Demgegenüber zeigt sich bei der aktuellen Lage lediglich eine Gegenbewegung: Der saisonbereinigte Saldo zur Geschäftslage verbesserte sich von -27 auf -18,4 Punkte, nachdem zuvor ein deutlicher Rückgang zu verzeichnen war. Diese Aufhellung kann die insgesamt negative Entwicklung jedoch nicht kompensieren. Insgesamt hat sich das saisonbereinigte ifo-Geschäftsklima im April nur leicht verbessert und liegt mit -22,6 Punkten weiterhin deutlich im negativen Bereich (nach -24,5 Punkten im März). Eine nachhaltige Stabilisierung ist damit nicht erkennbar.
Die Entwicklung im April unterstreicht, dass sich die Zulieferindustrie weiterhin in einer fragilen Phase befindet. Die in den ersten Monaten des Jahres angedeutete Erholung hat sich nicht verfestigt. Stattdessen hat sich die konjunkturelle Unsicherheit nochmals spürbar erhöht. Hintergrund ist insbesondere die Eskalation rund um den Iran, die die wirtschaftliche Planbarkeit für Unternehmen erheblich beeinträchtigt. In der Industrie berichten inzwischen rund 88 Prozent der Unternehmen von Schwierigkeiten, ihre Geschäftsentwicklung verlässlich einzuschätzen.

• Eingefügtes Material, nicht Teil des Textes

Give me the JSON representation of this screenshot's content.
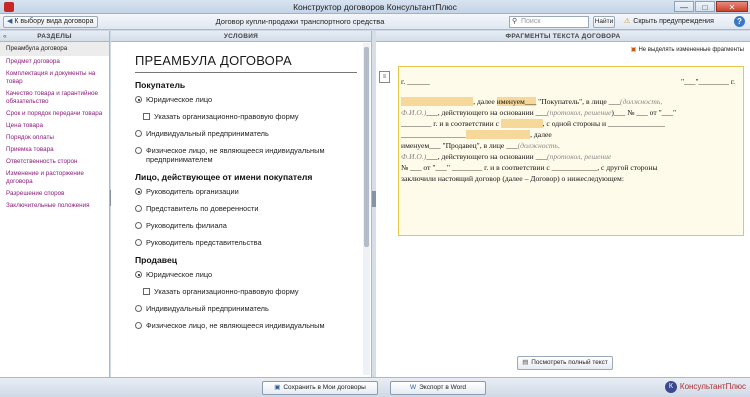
{
  "window": {
    "title": "Конструктор договоров КонсультантПлюс",
    "minimize": "—",
    "maximize": "□",
    "close": "✕"
  },
  "toolbar": {
    "back_label": "К выбору вида договора",
    "doc_title": "Договор купли-продажи транспортного средства",
    "search_placeholder": "Поиск",
    "find_label": "Найти",
    "hide_warnings_label": "Скрыть предупреждения",
    "help": "?"
  },
  "left_panel": {
    "header": "РАЗДЕЛЫ",
    "items": [
      "Преамбула договора",
      "Предмет договора",
      "Комплектация и документы на товар",
      "Качество товара и гарантийное обязательство",
      "Срок и порядок передачи товара",
      "Цена товара",
      "Порядок оплаты",
      "Приемка товара",
      "Ответственность сторон",
      "Изменение и расторжение договора",
      "Разрешение споров",
      "Заключительные положения"
    ]
  },
  "middle_panel": {
    "header": "УСЛОВИЯ",
    "heading": "ПРЕАМБУЛА ДОГОВОРА",
    "buyer_title": "Покупатель",
    "buyer_options": [
      "Юридическое лицо",
      "Указать организационно-правовую форму",
      "Индивидуальный предприниматель",
      "Физическое лицо, не являющееся индивидуальным предпринимателем"
    ],
    "buyer_rep_title": "Лицо, действующее от имени покупателя",
    "buyer_rep_options": [
      "Руководитель организации",
      "Представитель по доверенности",
      "Руководитель филиала",
      "Руководитель представительства"
    ],
    "seller_title": "Продавец",
    "seller_options": [
      "Юридическое лицо",
      "Указать организационно-правовую форму",
      "Индивидуальный предприниматель",
      "Физическое лицо, не являющееся индивидуальным"
    ]
  },
  "right_panel": {
    "header": "ФРАГМЕНТЫ ТЕКСТА ДОГОВОРА",
    "no_highlight_label": "Не выделять измененные фрагменты",
    "fragment": {
      "city": "г. ______",
      "date": "\"___\"________ г.",
      "l1_b": ", далее ",
      "l1_c": "именуем___",
      "l1_d": " \"Покупатель\", в лице ___",
      "l1_e": "(должность,",
      "l2_a": "Ф.И.О.)",
      "l2_b": "___, действующего на основании ___",
      "l2_c": "(протокол, решение",
      "l2_d": ")___ № ___ от \"___\"",
      "l3_a": "________ г. и в соответствии с ",
      "l3_c": ", с одной стороны и _______________",
      "l4_a": "_________________",
      "l4_b": ", далее",
      "l5_a": "именуем___ \"Продавец\", в лице ___",
      "l5_b": "(должность,",
      "l6_a": "Ф.И.О.)",
      "l6_b": "___, действующего на основании ___",
      "l6_c": "(протокол, решение",
      "l7_a": "№ ___ от \"___\" ________ г. и в соответствии с ____________, с другой стороны",
      "l8_a": "заключили настоящий договор (далее – Договор) о нижеследующем:"
    },
    "view_full_label": "Посмотреть полный текст"
  },
  "bottom": {
    "save_label": "Сохранить в Мои договоры",
    "export_label": "Экспорт в Word",
    "brand": "КонсультантПлюс"
  }
}
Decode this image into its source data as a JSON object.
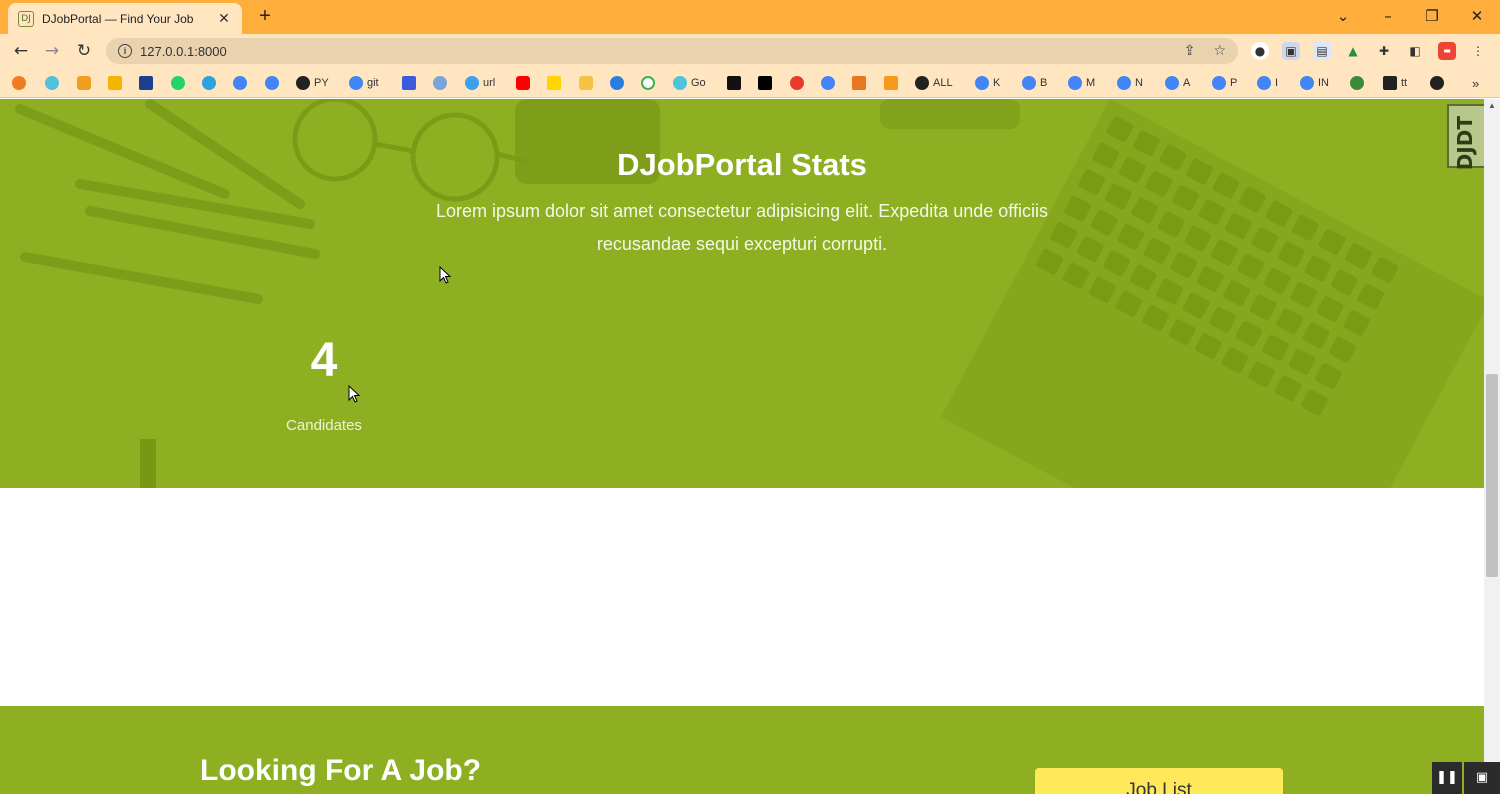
{
  "browser": {
    "tab_title": "DJobPortal — Find Your Job",
    "tab_favicon": "DJ",
    "tab_close": "✕",
    "new_tab": "+",
    "url": "127.0.0.1:8000",
    "bookmarks": [
      "PY",
      "git",
      "url",
      "Go",
      "ALL",
      "K",
      "B",
      "M",
      "N",
      "A",
      "P",
      "I",
      "IN",
      "tt"
    ],
    "bookmarks_more": "»"
  },
  "stats_section": {
    "title": "DJobPortal Stats",
    "description": "Lorem ipsum dolor sit amet consectetur adipisicing elit. Expedita unde officiis recusandae sequi excepturi corrupti.",
    "stat": {
      "number": "4",
      "label": "Candidates"
    }
  },
  "cta_section": {
    "title": "Looking For A Job?",
    "button_label": "Job List"
  },
  "debug_toolbar": {
    "label": "DJDT"
  },
  "colors": {
    "section_green": "#8eaf22",
    "cta_button": "#fde95a",
    "tab_bar": "#ffae3c",
    "toolbar": "#ffe6c0"
  }
}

Auch auf gesamtwirtschaftlicher Ebene schlagen sich die geopolitischen Spannungen zunehmend nieder. Das ifo-Geschäftsklima hat sich im April stärker als erwartet eingetrübt und liegt auf dem niedrigsten Stand seit der Corona-Pandemie.
Parallel dazu wurde die Wachstumsprognose für 2026 deutlich nach unten korrigiert; erwartet wird nur noch eine schwache wirtschaftliche Dynamik bei gleichzeitig steigender Inflation. Zentraler Belastungsfaktor ist der Energiepreisschock infolge des Iran-Konflikts. Die anhaltenden Störungen im Persischen Golf treiben die Preise für Öl und Gas nach oben und erhöhen damit unmittelbar die Kostenbasis der energieintensiven Zulieferindustrien. Gleichzeitig führen steigende Transportkosten und zunehmende Unsicherheiten im internationalen Warenverkehr zu zusätzlichen Belastungen entlang der Lieferketten.
Vor diesem Hintergrund verschlechtern sich auch die mittelfristigen Perspektiven. Für 2026 wird nicht mehr mit einer Erholung der Industrieproduktion gerechnet, sondern bestenfalls mit Stagnation. Anhaltend hohe Energiepreise, geopolitische Risiken und strukturelle Wettbewerbsnachteile belasten die Industrie nachhaltig.
Insgesamt zeigt sich im April trotz leichter Verbesserung der aktuellen Lage keine Stabilisierung. Ausschlaggebend sind die deutlich verschlechterten Erwartungen, die die weiterhin hohe Unsicherheit widerspiegeln und eine nachhaltige Erholung in absehbarer Zeit unwahrscheinlich erscheinen lassen.